ドミノのJava VMは、Domino Servlet Managerに使用されるだけではなく、Java Agentの実行時にも使用されます。

NT/2000版や各UNIX版の場合、Java VMはあらかじめドミノに組み込まれて出荷されます。そのため、そのドミノのバージョンと共に組み込まれているある決められたバージョンのJava VMしか使用することができません。
また、個々のベンダーによるJava VMの使用の違いにより、その上で稼動するアプリケーションの挙動が開発環境と異なってしまうこともあり、その場合の検証はけっこう難しいことになるケースもあります。

AS/400の場合は、OS/400上でJavaを動かす限りすべて同じOS/400組み込みのJava VMを使用します。このため、スタンドアローンのOS/400環境でもドミノのJava VMでも同じ動作をします。

また、OS/400は複数のバージョンのJava VMを持ち、切り替えて使用することができます。またインスタンスごとに別々のプロパティをセットすることも可能です。

OS/400のJava VMのこうした特長を利用して、ドミノのJava VMのバージョンやプロパティを変更することができます。
ただし、ドミノのJava VMに関しては、現行リリースのドミノ自体がJDK 1.1.xしかサポートしていないため、Java2への変更はできませんのでご注意ください。

ドミノのJava VMの変更はユーザープロファイルのメカニズムを利用して行います。このため、パーティションサーバーを構成してあるような場合は全サーバーのJava VMのバージョンが共通になります。(インスタンスは別になります)


ドミノのJava VMのバージョンを例にしたプロパティの変更のやり方をご紹介します。

IFS上に適当なディレクトリを作成してください。

ルート("/")に"/home/qnotes"というディレクトリを作成します。(別の名前でもかまいません)
作成方法は例のごとくネットワークドライブ経由でもmkdirコマンドでもなんでもかまいません。

ドミノが使用しているユーザープロファイルは"QNOTES"になります。
このユーザープロファイルのホームディレクトリに先ほど作成した"/home/qnotes"を指定します。オペレーション・ナビゲーターでの例を載せてありますが、もちろん5250コマンド画面からのCHGUSRPRFコマンドでもOKです。
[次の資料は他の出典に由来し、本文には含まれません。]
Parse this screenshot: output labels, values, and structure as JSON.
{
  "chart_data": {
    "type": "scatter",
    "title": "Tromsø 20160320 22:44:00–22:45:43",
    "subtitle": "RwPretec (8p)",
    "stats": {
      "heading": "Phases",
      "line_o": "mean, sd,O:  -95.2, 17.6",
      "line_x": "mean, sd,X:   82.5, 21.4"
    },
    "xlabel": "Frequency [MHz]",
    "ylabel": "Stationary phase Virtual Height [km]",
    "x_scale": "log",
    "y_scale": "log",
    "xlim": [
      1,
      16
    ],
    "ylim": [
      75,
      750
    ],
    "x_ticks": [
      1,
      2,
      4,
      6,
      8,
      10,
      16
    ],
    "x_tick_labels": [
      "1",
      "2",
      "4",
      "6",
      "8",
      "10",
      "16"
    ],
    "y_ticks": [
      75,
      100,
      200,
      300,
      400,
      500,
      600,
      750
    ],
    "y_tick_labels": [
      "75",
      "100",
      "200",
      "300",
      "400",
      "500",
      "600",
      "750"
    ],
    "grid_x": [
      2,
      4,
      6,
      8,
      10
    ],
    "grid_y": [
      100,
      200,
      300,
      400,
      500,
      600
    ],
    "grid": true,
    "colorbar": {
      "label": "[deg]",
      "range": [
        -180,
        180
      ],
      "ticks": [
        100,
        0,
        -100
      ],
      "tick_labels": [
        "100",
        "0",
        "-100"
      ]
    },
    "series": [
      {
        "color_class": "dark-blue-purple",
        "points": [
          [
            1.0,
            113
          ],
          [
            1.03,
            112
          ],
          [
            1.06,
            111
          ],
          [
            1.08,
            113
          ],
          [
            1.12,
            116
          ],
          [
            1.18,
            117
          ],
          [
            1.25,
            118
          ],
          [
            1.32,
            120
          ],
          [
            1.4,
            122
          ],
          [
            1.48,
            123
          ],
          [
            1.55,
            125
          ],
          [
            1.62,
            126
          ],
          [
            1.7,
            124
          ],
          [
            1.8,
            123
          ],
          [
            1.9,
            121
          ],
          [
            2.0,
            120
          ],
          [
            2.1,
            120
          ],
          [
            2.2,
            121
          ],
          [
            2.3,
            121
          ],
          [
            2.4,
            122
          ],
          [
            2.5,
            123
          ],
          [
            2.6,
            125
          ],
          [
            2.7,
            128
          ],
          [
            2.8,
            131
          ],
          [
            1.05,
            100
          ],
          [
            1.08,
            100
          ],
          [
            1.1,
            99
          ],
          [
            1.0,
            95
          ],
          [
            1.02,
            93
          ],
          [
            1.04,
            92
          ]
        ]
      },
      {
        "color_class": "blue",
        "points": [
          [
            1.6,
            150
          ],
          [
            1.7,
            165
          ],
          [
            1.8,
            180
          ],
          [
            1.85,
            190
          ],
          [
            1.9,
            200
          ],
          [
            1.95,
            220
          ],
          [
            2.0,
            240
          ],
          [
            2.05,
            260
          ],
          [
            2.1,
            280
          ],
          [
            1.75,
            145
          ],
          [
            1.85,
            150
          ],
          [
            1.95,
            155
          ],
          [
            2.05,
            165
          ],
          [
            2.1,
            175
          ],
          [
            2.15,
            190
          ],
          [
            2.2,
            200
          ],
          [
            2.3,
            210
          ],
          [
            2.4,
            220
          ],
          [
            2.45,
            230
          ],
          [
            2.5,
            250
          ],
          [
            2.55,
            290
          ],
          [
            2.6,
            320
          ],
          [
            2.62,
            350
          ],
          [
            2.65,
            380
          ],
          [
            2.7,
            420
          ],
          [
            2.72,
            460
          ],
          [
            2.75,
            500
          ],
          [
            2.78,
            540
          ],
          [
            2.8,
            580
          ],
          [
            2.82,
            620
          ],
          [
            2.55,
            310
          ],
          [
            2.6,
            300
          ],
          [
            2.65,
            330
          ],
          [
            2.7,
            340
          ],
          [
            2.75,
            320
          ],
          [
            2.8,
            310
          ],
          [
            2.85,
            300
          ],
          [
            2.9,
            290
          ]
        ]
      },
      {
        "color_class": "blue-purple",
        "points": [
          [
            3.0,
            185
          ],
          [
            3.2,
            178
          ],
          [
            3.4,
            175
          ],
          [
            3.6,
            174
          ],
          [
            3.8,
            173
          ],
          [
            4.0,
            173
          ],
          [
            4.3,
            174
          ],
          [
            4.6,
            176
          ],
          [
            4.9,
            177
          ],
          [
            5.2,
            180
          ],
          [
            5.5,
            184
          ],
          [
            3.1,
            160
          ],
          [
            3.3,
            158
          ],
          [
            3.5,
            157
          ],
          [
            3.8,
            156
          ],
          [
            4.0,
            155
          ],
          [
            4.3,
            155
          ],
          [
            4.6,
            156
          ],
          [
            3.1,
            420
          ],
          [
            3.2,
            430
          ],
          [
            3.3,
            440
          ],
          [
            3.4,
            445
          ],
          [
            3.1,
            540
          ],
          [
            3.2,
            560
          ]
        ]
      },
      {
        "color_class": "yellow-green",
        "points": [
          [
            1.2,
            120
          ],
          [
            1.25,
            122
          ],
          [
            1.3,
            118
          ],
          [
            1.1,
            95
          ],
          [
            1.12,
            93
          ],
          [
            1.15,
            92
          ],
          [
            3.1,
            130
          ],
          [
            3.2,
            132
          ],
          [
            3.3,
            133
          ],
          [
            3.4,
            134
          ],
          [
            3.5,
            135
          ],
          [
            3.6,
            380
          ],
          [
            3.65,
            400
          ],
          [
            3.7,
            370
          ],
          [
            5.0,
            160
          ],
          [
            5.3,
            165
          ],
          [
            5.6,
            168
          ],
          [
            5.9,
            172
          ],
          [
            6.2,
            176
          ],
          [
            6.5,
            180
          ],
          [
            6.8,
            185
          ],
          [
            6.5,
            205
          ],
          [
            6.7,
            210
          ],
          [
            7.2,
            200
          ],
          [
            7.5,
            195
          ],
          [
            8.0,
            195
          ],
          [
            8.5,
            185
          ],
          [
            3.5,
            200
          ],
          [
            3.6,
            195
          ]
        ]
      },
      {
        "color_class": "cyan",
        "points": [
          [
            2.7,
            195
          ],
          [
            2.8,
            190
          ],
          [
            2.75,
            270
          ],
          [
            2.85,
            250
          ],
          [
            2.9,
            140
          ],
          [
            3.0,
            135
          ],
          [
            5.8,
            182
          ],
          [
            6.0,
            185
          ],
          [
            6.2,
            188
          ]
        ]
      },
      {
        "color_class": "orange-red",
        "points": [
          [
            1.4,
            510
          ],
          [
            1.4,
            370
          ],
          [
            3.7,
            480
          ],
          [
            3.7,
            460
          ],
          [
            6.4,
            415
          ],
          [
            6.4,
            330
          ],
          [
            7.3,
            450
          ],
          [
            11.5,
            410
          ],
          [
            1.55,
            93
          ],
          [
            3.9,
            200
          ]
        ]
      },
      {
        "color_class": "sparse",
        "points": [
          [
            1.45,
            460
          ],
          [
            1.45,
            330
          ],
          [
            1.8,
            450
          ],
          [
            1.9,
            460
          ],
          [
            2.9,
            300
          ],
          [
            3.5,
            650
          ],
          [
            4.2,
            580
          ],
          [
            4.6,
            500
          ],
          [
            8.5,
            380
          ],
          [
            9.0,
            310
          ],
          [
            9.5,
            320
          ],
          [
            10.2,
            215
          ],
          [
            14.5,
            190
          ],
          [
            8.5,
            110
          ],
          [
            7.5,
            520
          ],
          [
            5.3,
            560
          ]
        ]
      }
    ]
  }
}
"/home/qnotes" ディレクトリに"SystemDefault.properties"というファイルを作成し、以下のように内容を入力します。
こちらは5250画面からの例です。コマンド画面から"EDTF '/home/qnotes/SystemDefault.properties'"と入力してください。
"java.version=1.1.8"という行を追加します。もしJDKを1.1.7にセットしたいのであれば"java.version=1.1.7"と入力します。
その他、Java VMのプロパティでセットしたいものがあればここで同様に入力します。
F3キーで保管してください。
ネットワークドライブからノートパッド等で作成してもOKです。

ドミノサーバーを再起動してください。